AİHM başvurucunun deprem ve 28 Şubat süreci olarak adlandırılan dönemde yetkili makamlarca alınan tedbirler gibi bütün toplumu ve kamu menfaatini ilgilendiren iki konuya değindiğini, bilhassa camideki anma törenine katılan topluluk olmak üzere Türk toplumunun bir bölümü gibi inançları gereği depremi manevi bir fenomen olarak değerlendirdiğini ifade etmiştir. AİHM; doğal bir felakete dinî bir anlam yüklemek ve bilhassa da felaketle Hükümetin kimi eylemlerine karşı halkın çoğunluğunun sessiz kalması arasında bir illiyet bağı kurmak suretiyle bu konuşmanın batıl inançları, hoşgörüsüzlüğü ve gericiliği telkin ettiğini, belli bir inancı yaymaya çalışan bu konuşmanın inanmayanları ve Hükûmeti hedef alan hakaretin bir ton barındırdığını tespit etmiştir.

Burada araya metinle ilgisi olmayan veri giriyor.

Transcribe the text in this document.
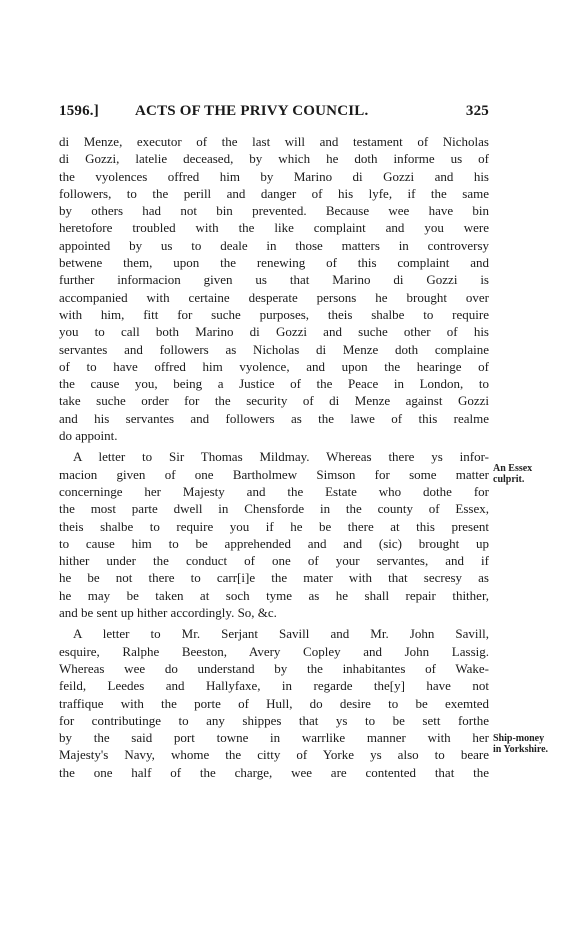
1596.] ACTS OF THE PRIVY COUNCIL.	325

di Menze, executor of the last will and testament of Nicholas
di Gozzi, latelie deceased, by which he doth informe us of
the vyolences offred him by Marino di Gozzi and his
followers, to the perill and danger of his lyfe, if the same
by others had not bin prevented. Because wee have bin
heretofore troubled with the like complaint and you were
appointed by us to deale in those matters in controversy
betwene them, upon the renewing of this complaint and
further informacion given us that Marino di Gozzi is
accompanied with certaine desperate persons he brought over
with him, fitt for suche purposes, theis shalbe to require
you to call both Marino di Gozzi and suche other of his
servantes and followers as Nicholas di Menze doth complaine
of to have offred him vyolence, and upon the hearinge of
the cause you, being a Justice of the Peace in London, to
take suche order for the security of di Menze against Gozzi
and his servantes and followers as the lawe of this realme
do appoint.

A letter to Sir Thomas Mildmay. Whereas there ys infor-
macion given of one Bartholmew Simson for some matter
concerninge her Majesty and the Estate who dothe for
the most parte dwell in Chensforde in the county of Essex,
theis shalbe to require you if he be there at this present
to cause him to be apprehended and and (sic) brought up
hither under the conduct of one of your servantes, and if
he be not there to carr[i]e the mater with that secresy as
he may be taken at soch tyme as he shall repair thither,
and be sent up hither accordingly. So, &c.

A letter to Mr. Serjant Savill and Mr. John Savill,
esquire, Ralphe Beeston, Avery Copley and John Lassig.
Whereas wee do understand by the inhabitantes of Wake-
feild, Leedes and Hallyfaxe, in regarde the[y] have not
traffique with the porte of Hull, do desire to be exemted
for contributinge to any shippes that ys to be sett forthe
by the said port towne in warrlike manner with her
Majesty's Navy, whome the citty of Yorke ys also to beare
the one half of the charge, wee are contented that the

An Essex
culprit.
Ship-money
in Yorkshire.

Ancak AİHM, başvurucunun sözlerinin bu görüş ve inançları paylaşmayanlar için şok edici ve hakaret niteliğinde olsa bile şiddete teşvik etmediğini ve kendi dini topluluğuna mensup olmayan insanları kine kışkırtmadığını değerlendirmiştir. AİHM mevcut davada; mahkûmiyet kararının gözden geçirilmesinin ardından Yargıtay önündeki yargılamanın devam ettiğini ancak bu yargılama nasıl sonuçlanırsa sonuçlansın başvurucunun yaklaşık 9 ay hapis cezası çekmek suretiyle bu ceza mahkûmiyetinin sonuçlarına zaten maruz kaldığını, hükümetin devam eden yargılamanın ihlalin sonuçlarını telafi etme gereklerini yerine getirip getiremeyeceği ya da nasıl yerine getireceği hususunda bir açıklamada bulunmadığını kaydetmiştir. AİHM bu gerekçelerle müdahalenin demokratik toplumda zorunlu olmadığına karar vermiştir (Kutlular/Türkiye, §§ 35-52).
Anayasa'nın 19. maddesinin üçüncü fıkrasına göre tutuklama ancak suçluluğu hakkında kuvvetli belirti bulunan kişiler bakımından mümkündür. Bir başka anlatımla tutuklamanın ön koşulu, kişinin suçluluğu hakkında kuvvetli belirtinin bulunmasıdır. Bunun için suçlamanın kuvvetli sayılabilecek inandırıcı delillerle desteklenmesi gerekir (Mustafa Ali Balbay, B. No: 2012/1272, 4/12/2013, § 72).
Ülkemizden beklenen, yargı önünde şahıslar cezalandırılırken suçta ve cezada kanunilik ilkesini uygulayarak Anayasamızda yer alan hukuk devleti ilkesinden asla taviz vermemesidir.
Av. Ali Kaan Fettah KÖK
[1] (Hakan Aygün, B. No: 2020/13412, 12/1/2021, § …) – Anayasa Mahkemesi Kararı.
2-(Kutlular/Türkiye, §§ 35-52). AİHM Kararı
3-(Mustafa Ali Balbay, B. No: 2012/1272, 4/12/2013, § 72).